Background & aims: Antireflux treatment is recommended to reduce esophageal adenocarcinoma in patients with Barrett's esophagus. Antireflux surgery (fundoplication) counteracts gastroesophageal reflux of all types of carcinogenic gastric content and reduces esophageal acid exposure to a greater extent than antireflux medication (eg, proton pump inhibitors). We examined the hypothesis that antireflux surgery prevents esophageal adenocarcinoma to a larger degree than antireflux medication in patients with Barrett's esophagus.

Methods: This multinational and population-based cohort study included all patients with a diagnosis of Barrett's esophagus in any of the national patient registries in Denmark (2012-2020), Finland (1987-1996 and 2010-2020), Norway (2008-2020), or Sweden (2006-2020). Patients who underwent antireflux surgery were compared with nonoperated patients using antireflux medication. The risk of esophageal adenocarcinoma was calculated using multivariable Cox regression, providing hazard ratios (HRs) and 95% CIs adjusted for age, sex, country, calendar year, and comorbidity.

Results: The cohort consisted of 33,939 patients with Barrett's esophagus.
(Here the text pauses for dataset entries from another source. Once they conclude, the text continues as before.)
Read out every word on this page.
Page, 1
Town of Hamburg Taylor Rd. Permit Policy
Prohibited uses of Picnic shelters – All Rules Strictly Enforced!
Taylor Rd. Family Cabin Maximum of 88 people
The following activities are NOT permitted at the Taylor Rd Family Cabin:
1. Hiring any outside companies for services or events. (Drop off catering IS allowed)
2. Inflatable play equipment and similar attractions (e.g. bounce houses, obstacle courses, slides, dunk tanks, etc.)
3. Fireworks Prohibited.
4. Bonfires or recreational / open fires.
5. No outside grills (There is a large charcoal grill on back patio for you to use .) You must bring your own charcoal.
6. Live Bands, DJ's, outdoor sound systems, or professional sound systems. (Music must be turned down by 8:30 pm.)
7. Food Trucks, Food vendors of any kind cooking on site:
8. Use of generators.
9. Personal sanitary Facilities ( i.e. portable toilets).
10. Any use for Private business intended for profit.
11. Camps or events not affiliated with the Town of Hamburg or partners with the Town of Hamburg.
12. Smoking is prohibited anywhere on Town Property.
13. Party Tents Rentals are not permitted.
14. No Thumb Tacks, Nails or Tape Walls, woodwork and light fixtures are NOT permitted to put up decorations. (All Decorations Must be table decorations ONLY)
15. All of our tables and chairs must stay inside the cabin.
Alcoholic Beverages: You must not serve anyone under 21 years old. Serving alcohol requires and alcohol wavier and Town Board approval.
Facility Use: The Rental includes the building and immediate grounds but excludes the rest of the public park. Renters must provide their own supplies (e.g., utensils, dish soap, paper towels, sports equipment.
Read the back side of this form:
Of these, 542 (1.6%) had undergone antireflux surgery. During up to 32 years of follow-up, the overall HR was not decreased in patients having undergone antireflux surgery compared with nonoperated patients using antireflux medication, but rather increased (adjusted HR, 1.9; 95% CI, 1.1-3.5). In addition, HRs did not decrease with longer follow-up, but instead increased for each follow-up category, from 1.8 (95% CI, 0.6-5.0) within 1-4 years of follow-up to 4.4 (95% CI, 1.4-13.5) after 10-32 years of follow-up.

Conclusions: Patients with Barrett's esophagus who undergo antireflux surgery do not seem to have a lower risk of esophageal adenocarcinoma than those using antireflux medication.